Case-control association studies often collect from their subjects information on secondary phenotypes. Reusing the data and studying the association between genes and secondary phenotypes provide an attractive and cost-effective approach that can lead to discovery of new genetic associations. A number of approaches have been proposed, including simple and computationally efficient ad hoc methods that ignore ascertainment or stratify on case-control status. Justification for these approaches relies on the assumption of no covariates and the correct specification of the primary disease model as a logistic model. Both might not be true in practice, for example, in the presence of population stratification or the primary disease model following a probit model. In this paper, we investigate the validity of ad hoc methods in the presence of covariates and possible disease model misspecification. We show that in taking an ad hoc approach, it may be desirable to include covariates that affect the primary disease in the secondary phenotype model, even though these covariates are not necessarily associated with the secondary phenotype. We also show that when the disease is rare, ad hoc methods can lead to severely biased estimation and inference if the true disease model follows a probit model instead of a logistic model. Our results are justified theoretically and via simulations. Applied to real data analysis of genetic associations with cigarette smoking, ad hoc methods collectively identified as highly significant (P<10-5) single nucleotide polymorphisms from over 10 genes, genes that were identified in previous studies of smoking cessation.

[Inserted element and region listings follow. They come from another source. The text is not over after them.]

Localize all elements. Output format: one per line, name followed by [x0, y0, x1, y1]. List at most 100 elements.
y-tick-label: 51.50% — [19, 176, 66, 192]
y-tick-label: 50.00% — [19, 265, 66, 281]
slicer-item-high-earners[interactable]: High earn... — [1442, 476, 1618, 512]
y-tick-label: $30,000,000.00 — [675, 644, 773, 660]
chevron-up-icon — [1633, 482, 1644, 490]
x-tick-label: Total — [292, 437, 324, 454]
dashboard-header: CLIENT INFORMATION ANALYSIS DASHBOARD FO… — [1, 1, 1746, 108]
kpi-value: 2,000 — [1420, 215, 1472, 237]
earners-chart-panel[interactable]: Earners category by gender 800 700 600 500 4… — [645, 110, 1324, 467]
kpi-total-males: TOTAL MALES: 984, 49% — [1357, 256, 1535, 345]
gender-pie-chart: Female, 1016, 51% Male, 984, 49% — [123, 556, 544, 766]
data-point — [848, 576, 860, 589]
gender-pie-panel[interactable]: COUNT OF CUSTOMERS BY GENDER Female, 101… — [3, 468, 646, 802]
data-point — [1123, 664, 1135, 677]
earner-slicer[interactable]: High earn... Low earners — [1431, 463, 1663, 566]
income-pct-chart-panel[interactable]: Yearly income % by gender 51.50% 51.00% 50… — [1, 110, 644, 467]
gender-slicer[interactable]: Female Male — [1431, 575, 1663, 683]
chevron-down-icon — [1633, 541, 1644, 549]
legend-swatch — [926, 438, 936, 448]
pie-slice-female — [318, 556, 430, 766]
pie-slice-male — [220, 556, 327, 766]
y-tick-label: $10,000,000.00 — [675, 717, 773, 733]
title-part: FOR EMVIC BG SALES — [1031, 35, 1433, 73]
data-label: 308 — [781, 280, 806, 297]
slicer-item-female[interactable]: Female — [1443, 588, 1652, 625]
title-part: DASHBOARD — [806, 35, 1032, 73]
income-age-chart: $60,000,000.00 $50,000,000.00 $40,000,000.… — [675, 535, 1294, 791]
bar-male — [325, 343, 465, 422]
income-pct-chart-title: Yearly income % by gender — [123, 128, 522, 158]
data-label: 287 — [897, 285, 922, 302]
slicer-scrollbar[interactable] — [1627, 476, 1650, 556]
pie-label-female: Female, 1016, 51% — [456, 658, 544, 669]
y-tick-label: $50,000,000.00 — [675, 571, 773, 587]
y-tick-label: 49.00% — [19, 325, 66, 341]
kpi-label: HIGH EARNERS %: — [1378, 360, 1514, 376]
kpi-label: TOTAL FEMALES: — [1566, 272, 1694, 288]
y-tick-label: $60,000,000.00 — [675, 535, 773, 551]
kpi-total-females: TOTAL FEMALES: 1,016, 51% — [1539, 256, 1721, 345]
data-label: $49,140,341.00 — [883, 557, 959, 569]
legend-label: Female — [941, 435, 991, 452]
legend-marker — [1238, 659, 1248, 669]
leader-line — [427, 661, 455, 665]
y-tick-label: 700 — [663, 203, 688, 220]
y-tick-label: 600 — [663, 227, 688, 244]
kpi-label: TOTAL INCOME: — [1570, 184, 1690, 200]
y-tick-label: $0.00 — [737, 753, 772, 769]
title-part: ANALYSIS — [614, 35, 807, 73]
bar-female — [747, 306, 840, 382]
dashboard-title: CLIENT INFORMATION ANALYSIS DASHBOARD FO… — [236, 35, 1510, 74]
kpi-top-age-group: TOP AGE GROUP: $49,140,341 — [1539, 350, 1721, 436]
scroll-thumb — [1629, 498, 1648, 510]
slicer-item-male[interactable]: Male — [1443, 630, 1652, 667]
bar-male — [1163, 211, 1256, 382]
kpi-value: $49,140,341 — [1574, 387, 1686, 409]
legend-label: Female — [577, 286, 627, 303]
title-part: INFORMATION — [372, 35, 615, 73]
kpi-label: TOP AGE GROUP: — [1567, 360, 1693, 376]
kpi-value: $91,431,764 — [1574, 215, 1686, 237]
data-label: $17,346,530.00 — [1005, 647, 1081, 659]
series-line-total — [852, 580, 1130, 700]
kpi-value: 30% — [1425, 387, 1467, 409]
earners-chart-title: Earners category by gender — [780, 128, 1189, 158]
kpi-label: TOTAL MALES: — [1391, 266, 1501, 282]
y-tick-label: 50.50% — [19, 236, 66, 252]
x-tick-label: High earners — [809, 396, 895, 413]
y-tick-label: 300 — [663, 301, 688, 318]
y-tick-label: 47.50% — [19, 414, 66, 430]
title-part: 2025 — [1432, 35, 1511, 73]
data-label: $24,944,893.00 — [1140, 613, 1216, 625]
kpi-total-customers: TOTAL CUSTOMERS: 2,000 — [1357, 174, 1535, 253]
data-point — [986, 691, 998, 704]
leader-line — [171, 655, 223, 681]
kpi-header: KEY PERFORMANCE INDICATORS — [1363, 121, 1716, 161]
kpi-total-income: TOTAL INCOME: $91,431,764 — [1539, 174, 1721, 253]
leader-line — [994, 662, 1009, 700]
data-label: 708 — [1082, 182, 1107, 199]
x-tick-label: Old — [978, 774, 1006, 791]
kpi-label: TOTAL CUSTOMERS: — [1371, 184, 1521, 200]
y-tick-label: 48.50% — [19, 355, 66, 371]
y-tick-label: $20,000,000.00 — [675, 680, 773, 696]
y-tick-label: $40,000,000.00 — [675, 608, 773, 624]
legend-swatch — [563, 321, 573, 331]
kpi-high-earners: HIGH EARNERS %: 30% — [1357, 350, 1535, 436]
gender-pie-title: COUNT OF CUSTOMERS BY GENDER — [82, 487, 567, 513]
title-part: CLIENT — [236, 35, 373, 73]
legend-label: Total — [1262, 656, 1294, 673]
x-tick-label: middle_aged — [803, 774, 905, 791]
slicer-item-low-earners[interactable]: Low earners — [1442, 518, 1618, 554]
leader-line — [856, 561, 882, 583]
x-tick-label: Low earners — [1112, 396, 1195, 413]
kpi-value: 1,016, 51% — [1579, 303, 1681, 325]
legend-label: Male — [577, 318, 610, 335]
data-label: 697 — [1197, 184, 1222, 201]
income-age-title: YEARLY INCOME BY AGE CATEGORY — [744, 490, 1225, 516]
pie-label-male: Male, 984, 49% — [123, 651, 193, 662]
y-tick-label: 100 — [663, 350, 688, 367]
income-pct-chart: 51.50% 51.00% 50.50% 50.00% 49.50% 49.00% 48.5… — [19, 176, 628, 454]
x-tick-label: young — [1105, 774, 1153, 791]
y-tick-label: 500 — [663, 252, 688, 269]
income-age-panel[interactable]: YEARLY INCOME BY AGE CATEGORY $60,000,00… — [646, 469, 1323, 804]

病例对照关联研究通常会收集其研究对象的次要表型信息。重新利用这些数据并研究基因与次要表型之间的关联,提供了一种有吸引力且具有成本效益的方法,可能会带来新的基因关联的发现。已经提出了许多方法,包括简单且计算效率高的临时方法,这些方法忽略了样本确定过程或按病例对照状态进行分层。这些方法的合理性依赖于无协变量的假设以及将原发性疾病模型正确设定为逻辑模型。在实际中这两者可能都不成立,例如,存在群体分层或原发性疾病模型遵循概率单位模型的情况。在本文中,我们研究了在存在协变量和可能的疾病模型错误设定的情况下临时方法的有效性。我们表明,采用临时方法时,在次要表型模型中纳入影响原发性疾病的协变量可能是可取的,即使这些协变量不一定与次要表型相关。我们还表明,当疾病罕见时,如果真实的疾病模型遵循概率单位模型而非逻辑模型,临时方法可能会导致严重有偏的估计和推断。我们的结果在理论上和通过模拟得到了验证。应用于与吸烟的基因关联的实际数据分析时,临时方法共同从超过10个基因中识别出了被确定为高度显著(P<10-5)的单核苷酸多态性,这些基因是在先前戒烟研究中被识别出的。